Nicole Aunapu Mann, Christina Hammock Koch, Anne McClain, and Jessica Meir will become the first NASA astronauts to walk on Mars

They are also part of the first ever equal-gender split in NASA history, and will train for at least fifteen years before they head to Mars

Helen Gurley Brown wrote a book in 1962 about women’s ability to be sexually free

It’s called “Sex and the Single Girl,” and she was a outspoken advocate for women’s sexual freedom. She was also editor-in-chief for Cosmopolitan for 32 years.

Margaret Sanger created Planned Parenthood

She also worked to give women control over their own choice for reproductive rights.

Theresa May has held positions in Parliament for twenty years

She also graduated from Oxford Uni and went straight into a job with the Bank of England, and upgraded to a financial consultant and senior adviser in International Affairs all the while dealing with her parents’ tragic deaths.

Nicola Sturgeon joined the SNP when she was just sixteen

When she ran for her first election as an SNP candidate in 1992, she was the youngest, being only 22. She is also the first ever female First Minister for Scotland.

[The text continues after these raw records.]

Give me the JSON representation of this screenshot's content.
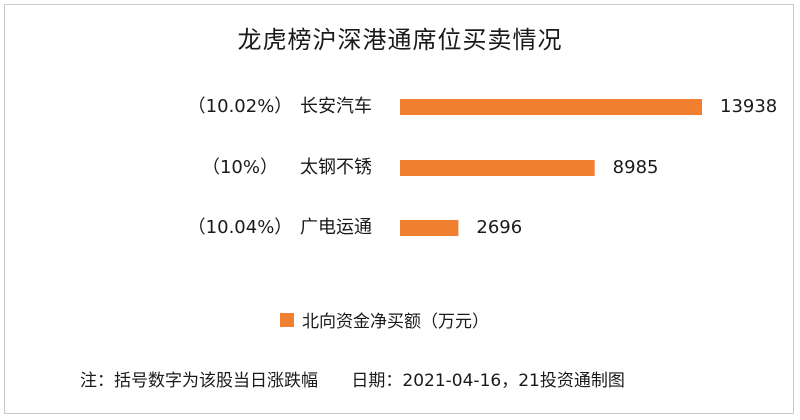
{
  "chart_data": {
    "type": "bar",
    "orientation": "horizontal",
    "title": "龙虎榜沪深港通席位买卖情况",
    "categories": [
      "长安汽车",
      "太钢不锈",
      "广电运通"
    ],
    "change_labels": [
      "（10.02%）",
      "（10%）",
      "（10.04%）"
    ],
    "series": [
      {
        "name": "北向资金净买额（万元）",
        "values": [
          13938,
          8985,
          2696
        ]
      }
    ],
    "value_labels": [
      "13938",
      "8985",
      "2696"
    ],
    "xlim": [
      0,
      13938
    ],
    "grid": false,
    "legend": "bottom-center",
    "bar_color": "#f0802f"
  },
  "footer": {
    "note": "注：括号数字为该股当日涨跌幅",
    "date": "日期：2021-04-16，21投资通制图"
  }
}
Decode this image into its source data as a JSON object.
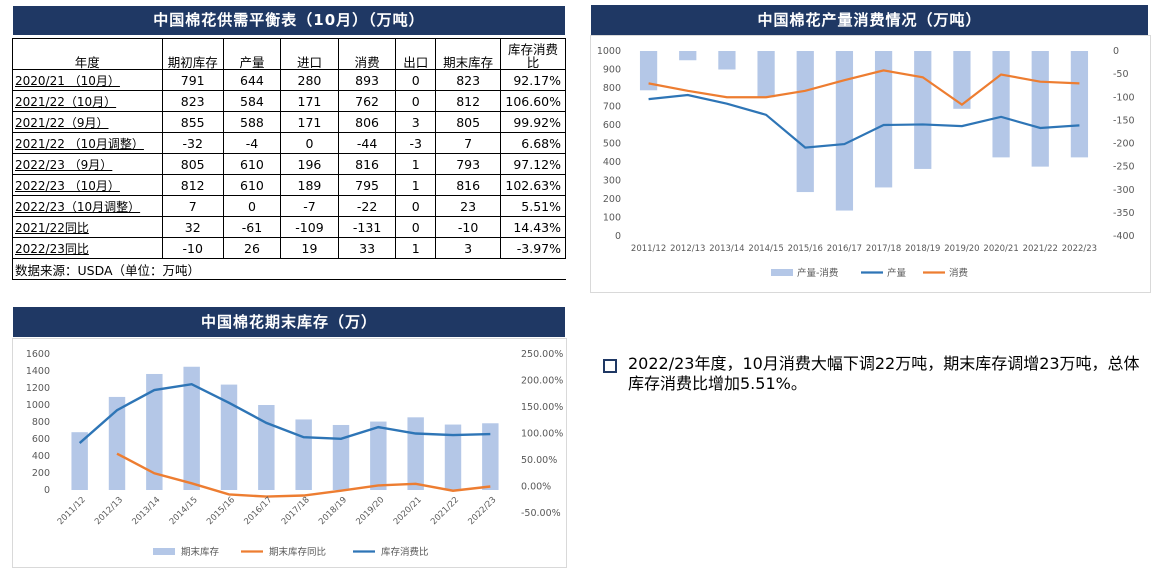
{
  "table": {
    "title": "中国棉花供需平衡表（10月）（万吨）",
    "headers": [
      "年度",
      "期初库存",
      "产量",
      "进口",
      "消费",
      "出口",
      "期末库存",
      "库存消费比"
    ],
    "rows": [
      [
        "2020/21 （10月）",
        "791",
        "644",
        "280",
        "893",
        "0",
        "823",
        "92.17%"
      ],
      [
        "2021/22（10月）",
        "823",
        "584",
        "171",
        "762",
        "0",
        "812",
        "106.60%"
      ],
      [
        "2021/22（9月）",
        "855",
        "588",
        "171",
        "806",
        "3",
        "805",
        "99.92%"
      ],
      [
        "2021/22 （10月调整）",
        "-32",
        "-4",
        "0",
        "-44",
        "-3",
        "7",
        "6.68%"
      ],
      [
        "2022/23 （9月）",
        "805",
        "610",
        "196",
        "816",
        "1",
        "793",
        "97.12%"
      ],
      [
        "2022/23 （10月）",
        "812",
        "610",
        "189",
        "795",
        "1",
        "816",
        "102.63%"
      ],
      [
        "2022/23（10月调整）",
        "7",
        "0",
        "-7",
        "-22",
        "0",
        "23",
        "5.51%"
      ],
      [
        "2021/22同比",
        "32",
        "-61",
        "-109",
        "-131",
        "0",
        "-10",
        "14.43%"
      ],
      [
        "2022/23同比",
        "-10",
        "26",
        "19",
        "33",
        "1",
        "3",
        "-3.97%"
      ]
    ],
    "source": "数据来源：USDA（单位：万吨）"
  },
  "note": "2022/23年度，10月消费大幅下调22万吨，期末库存调增23万吨，总体库存消费比增加5.51%。",
  "chart_data": [
    {
      "title": "中国棉花产量消费情况（万吨）",
      "type": "bar+line",
      "categories": [
        "2011/12",
        "2012/13",
        "2013/14",
        "2014/15",
        "2015/16",
        "2016/17",
        "2017/18",
        "2018/19",
        "2019/20",
        "2020/21",
        "2021/22",
        "2022/23"
      ],
      "category_tick_labels": [
        "2011/12",
        "2012/13",
        "2013/14",
        "2014/15",
        "2015/16",
        "2016/17",
        "2017/18",
        "2018/19",
        "2019/20",
        "2020/21",
        "2021/22",
        "2022/23"
      ],
      "ylim_left": [
        0,
        1000
      ],
      "yticks_left": [
        0,
        100,
        200,
        300,
        400,
        500,
        600,
        700,
        800,
        900,
        1000
      ],
      "ylim_right": [
        -400,
        0
      ],
      "yticks_right": [
        0,
        -50,
        -100,
        -150,
        -200,
        -250,
        -300,
        -350,
        -400
      ],
      "legend_position": "bottom",
      "series": [
        {
          "name": "产量-消费",
          "type": "bar",
          "axis": "right",
          "color": "#b4c7e7",
          "values": [
            -85,
            -20,
            -40,
            -100,
            -305,
            -345,
            -295,
            -255,
            -125,
            -230,
            -250,
            -230
          ]
        },
        {
          "name": "产量",
          "type": "line",
          "axis": "left",
          "color": "#2e75b6",
          "values": [
            740,
            762,
            715,
            655,
            478,
            497,
            600,
            603,
            594,
            644,
            584,
            598
          ]
        },
        {
          "name": "消费",
          "type": "line",
          "axis": "left",
          "color": "#ed7d31",
          "values": [
            825,
            785,
            750,
            750,
            785,
            842,
            895,
            858,
            710,
            873,
            834,
            825
          ]
        }
      ]
    },
    {
      "title": "中国棉花期末库存（万）",
      "type": "bar+line",
      "categories": [
        "2011/12",
        "2012/13",
        "2013/14",
        "2014/15",
        "2015/16",
        "2016/17",
        "2017/18",
        "2018/19",
        "2019/20",
        "2020/21",
        "2021/22",
        "2022/23"
      ],
      "ylim_left": [
        0,
        1600
      ],
      "yticks_left": [
        0,
        200,
        400,
        600,
        800,
        1000,
        1200,
        1400,
        1600
      ],
      "ylim_right": [
        -50,
        250
      ],
      "yticks_right": [
        "-50.00%",
        "0.00%",
        "50.00%",
        "100.00%",
        "150.00%",
        "200.00%",
        "250.00%"
      ],
      "legend_position": "bottom",
      "series": [
        {
          "name": "期末库存",
          "type": "bar",
          "axis": "left",
          "color": "#b4c7e7",
          "values": [
            680,
            1095,
            1365,
            1450,
            1240,
            1000,
            830,
            765,
            805,
            855,
            770,
            785
          ]
        },
        {
          "name": "期末库存同比",
          "type": "line",
          "axis": "right",
          "color": "#ed7d31",
          "values": [
            null,
            62,
            25,
            6,
            -15,
            -19,
            -17,
            -8,
            2,
            5,
            -8,
            0
          ]
        },
        {
          "name": "库存消费比",
          "type": "line",
          "axis": "right",
          "color": "#2e75b6",
          "values": [
            82,
            144,
            182,
            193,
            158,
            120,
            93,
            90,
            112,
            100,
            97,
            99
          ]
        }
      ]
    }
  ]
}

Women are incredible, and these are only ones you see in the media, not the amazing humans that surround us each and every day. We deserve more than for people to look at our legs and decides whose are better.

Unfortunately, if two men sat down to discuss issues within the country, the front page would most likely discuss those issues, rather than the men’s physical appearances.

Shape up, Daily Mail. The women of the world are watching you.